At our house, we can’t compete with the magic of the simple cardboard box. Every box is amazing and incredible for our cats. We even have a cat-mandated box-protocol put into place: When a box is delivered, we immediately must place it on the dining room table so that it can be thoroughly inspected. This inspection entails lots of sniffing, a modicum of clawing, and some on top-of-box-sitting.
The next step requires some skill on our part — we must open the box, taking out any harmful packing materials, while one or more of our cats simultaneously tries to get into the box. It’s a test of wills as we battle for domination. Not one of our cats has the patience to wait for even one second to get into the box.
Once the box is opened and quality-tested, it’s moved around to various locations, customized, and then after about a week, put in the recycling bin, but only after all the cats have signed off on it.
Cats love their boxes so much that it’s obvious that if they had to choose between their human and a box; they’d choose the box every time. That's why we put together the 10 reasons why cats love boxes more than humans.
Time inside a box is never wasted. It may appear as if your cat is sitting in the box not doing anything, but looks can be deceiving. Boxes are a great place for a cat to tackle the big questions of life such as,” Should I have dry food, wet food, or both for second breakfast?” Life isn’t a box of chocolates — it’s just a box.
Cats feel cold more acutely than you might think; so, they seek warmth where they can find it. Boxes are a surprisingly good source of heat and cardboard is a fantastic insulator. I’m not saying to ditch your parka for a cardboard box, but don’t underestimate its ability to keep your kitty warm.
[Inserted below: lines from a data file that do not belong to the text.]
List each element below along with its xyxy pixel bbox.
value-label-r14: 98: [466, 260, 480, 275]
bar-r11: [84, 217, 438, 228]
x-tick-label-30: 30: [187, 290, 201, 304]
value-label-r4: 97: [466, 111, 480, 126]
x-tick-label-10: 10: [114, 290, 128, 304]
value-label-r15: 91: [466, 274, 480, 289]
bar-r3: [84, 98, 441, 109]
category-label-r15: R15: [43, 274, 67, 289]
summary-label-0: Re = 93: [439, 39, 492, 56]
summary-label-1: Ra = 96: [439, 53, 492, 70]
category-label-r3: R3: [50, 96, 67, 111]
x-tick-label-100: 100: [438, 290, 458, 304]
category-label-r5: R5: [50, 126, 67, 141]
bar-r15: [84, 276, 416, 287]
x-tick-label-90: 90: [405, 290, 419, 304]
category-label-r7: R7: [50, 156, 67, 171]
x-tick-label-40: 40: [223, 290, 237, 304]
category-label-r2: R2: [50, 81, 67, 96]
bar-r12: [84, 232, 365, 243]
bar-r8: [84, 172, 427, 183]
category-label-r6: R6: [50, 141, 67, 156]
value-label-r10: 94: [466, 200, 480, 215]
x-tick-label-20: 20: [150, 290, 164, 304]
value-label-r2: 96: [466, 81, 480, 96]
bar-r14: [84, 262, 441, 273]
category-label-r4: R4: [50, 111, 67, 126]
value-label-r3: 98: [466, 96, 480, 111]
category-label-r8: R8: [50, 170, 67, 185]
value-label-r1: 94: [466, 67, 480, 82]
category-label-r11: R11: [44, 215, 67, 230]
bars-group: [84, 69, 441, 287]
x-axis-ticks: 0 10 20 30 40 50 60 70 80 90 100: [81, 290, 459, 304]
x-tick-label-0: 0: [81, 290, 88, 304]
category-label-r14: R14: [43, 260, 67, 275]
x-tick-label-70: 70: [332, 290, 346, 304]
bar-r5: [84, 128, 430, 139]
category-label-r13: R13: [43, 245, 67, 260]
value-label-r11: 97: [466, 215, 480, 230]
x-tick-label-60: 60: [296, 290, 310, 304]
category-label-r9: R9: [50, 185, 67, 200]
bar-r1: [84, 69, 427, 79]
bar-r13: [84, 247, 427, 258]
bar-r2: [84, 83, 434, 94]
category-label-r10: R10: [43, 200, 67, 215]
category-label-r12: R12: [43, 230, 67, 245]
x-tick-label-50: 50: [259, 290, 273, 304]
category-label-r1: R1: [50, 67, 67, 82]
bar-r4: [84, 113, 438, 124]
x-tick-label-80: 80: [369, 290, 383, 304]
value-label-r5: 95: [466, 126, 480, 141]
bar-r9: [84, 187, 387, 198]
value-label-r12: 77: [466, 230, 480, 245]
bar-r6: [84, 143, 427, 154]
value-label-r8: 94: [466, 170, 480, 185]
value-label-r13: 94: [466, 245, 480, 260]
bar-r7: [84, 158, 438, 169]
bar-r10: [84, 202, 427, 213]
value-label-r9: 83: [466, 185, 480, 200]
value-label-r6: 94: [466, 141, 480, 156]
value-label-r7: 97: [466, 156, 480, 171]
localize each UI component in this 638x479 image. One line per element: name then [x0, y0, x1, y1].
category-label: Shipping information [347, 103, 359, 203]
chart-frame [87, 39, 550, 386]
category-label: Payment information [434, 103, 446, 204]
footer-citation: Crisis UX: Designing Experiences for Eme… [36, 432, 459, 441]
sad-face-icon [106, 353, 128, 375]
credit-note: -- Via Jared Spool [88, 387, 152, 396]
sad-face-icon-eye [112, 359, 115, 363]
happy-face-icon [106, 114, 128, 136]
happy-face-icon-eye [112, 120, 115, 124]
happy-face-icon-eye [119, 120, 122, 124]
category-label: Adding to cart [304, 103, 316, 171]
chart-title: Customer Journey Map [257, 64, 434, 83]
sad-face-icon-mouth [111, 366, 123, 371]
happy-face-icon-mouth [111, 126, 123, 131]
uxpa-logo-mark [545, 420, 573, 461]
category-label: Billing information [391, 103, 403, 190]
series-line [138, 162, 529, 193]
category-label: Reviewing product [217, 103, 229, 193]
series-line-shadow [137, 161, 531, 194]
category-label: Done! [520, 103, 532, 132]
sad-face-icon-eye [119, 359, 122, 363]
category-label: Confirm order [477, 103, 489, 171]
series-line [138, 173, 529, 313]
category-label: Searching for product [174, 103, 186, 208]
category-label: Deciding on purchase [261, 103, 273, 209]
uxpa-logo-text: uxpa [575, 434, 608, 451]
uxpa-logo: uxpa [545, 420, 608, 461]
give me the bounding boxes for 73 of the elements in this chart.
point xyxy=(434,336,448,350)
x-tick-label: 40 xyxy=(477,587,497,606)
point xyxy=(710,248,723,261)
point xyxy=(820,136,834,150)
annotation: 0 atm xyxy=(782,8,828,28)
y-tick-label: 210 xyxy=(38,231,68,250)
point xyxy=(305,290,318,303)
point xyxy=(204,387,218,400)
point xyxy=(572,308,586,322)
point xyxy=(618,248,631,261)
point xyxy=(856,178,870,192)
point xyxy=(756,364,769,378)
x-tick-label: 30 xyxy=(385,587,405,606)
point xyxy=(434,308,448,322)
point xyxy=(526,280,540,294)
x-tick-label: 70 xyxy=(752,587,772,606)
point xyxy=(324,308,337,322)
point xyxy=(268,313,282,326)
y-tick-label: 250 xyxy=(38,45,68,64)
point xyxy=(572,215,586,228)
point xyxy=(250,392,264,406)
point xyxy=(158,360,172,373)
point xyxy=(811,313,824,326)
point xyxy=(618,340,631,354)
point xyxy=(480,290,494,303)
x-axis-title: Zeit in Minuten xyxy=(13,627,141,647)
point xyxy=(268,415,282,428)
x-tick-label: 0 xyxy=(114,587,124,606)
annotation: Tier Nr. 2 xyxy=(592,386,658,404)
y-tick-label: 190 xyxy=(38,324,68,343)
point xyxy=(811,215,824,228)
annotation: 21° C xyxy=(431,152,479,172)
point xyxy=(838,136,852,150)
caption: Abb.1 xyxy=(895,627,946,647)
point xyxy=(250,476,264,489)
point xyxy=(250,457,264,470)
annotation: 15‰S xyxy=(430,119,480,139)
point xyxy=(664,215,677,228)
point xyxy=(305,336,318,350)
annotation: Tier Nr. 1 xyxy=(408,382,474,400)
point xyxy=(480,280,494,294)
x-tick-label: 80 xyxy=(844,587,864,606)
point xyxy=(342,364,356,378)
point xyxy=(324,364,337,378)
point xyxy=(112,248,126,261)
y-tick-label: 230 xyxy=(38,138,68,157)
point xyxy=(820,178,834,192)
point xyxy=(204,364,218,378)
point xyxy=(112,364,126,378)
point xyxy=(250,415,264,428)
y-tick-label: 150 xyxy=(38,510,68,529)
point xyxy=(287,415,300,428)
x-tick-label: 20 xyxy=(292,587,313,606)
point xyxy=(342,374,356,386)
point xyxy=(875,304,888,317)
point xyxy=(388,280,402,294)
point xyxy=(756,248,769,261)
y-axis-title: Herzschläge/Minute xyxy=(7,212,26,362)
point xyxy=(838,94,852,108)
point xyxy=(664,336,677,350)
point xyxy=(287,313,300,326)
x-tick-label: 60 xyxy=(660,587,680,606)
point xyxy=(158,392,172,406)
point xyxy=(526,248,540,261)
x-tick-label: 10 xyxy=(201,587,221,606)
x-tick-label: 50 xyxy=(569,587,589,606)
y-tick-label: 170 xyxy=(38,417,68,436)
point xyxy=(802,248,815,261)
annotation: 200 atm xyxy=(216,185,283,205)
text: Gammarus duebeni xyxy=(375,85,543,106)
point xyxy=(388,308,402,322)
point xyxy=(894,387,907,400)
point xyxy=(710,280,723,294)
If your cat jumps five feet in the air when the doorbell rings or a stranger comes into the house, they probably have some anxiety. A box allows your cat to take a time-out and relax without having to worry about getting interrupted or attacked.
For a cat, the enclosed space of a box makes them feel safe and secure. They can de-stress, de-compress, and take some breaths between cleaning. There are no deadly cucumbers (cat’s #1 enemy) in a box, and by hiding in a box, a cat believes that they’re invisible to vacuum monsters.
In a recent study, researchers found that cats who were provided a hiding box were able to adapt faster than those cats who weren’t. This probably goes along with the warm of the box and how comforting it is for a cat to have a box of their own, even when they’re sharing it.
Boxes are one-size-fits-all even when they’re not. Squeezing into a box that nobody thought you could fit in feels like a win and proves that you’ve still got it. It doesn’t matter if a cat’s body is spilling over the sides of the box — they’ve earned squatter’s rights. Box seats, indeed!
When you’re a cat, getting a new box in the house is a celebration. If your owner has lots of things delivered, you might get to play with three or four boxes at a time! Who wouldn’t enjoy a playground of boxes that will stimulate the hunt?
We buy expensive cat toys for our cats all the time — they have a whole toy box, but still, they’ll choose a box to play in over a catnip ball or squeaky toy every time. However, if you want to take your cat’s fun to the next level, put a toy inside the box. It’s a simple hack but it takes the level of fun to a 10.
Boxes allow your cat to stalk and hunt while remaining safe. You may think it would be hard not to notice a box in the middle of your living room, but boxes are good camouflage when your cat is hunting for big game.
Boxes can help your cat look their very best. A cat can take a bath in a box, trim their nails by scratching on the inside of the box (popular activity around my house), or whiten their teeth by chewing on the cardboard. A box is like having their own personal spa-day without having to go anywhere in the car.
Cats have big box love and no matter how much we humans try; we just can’t compete with the simple cardboard box.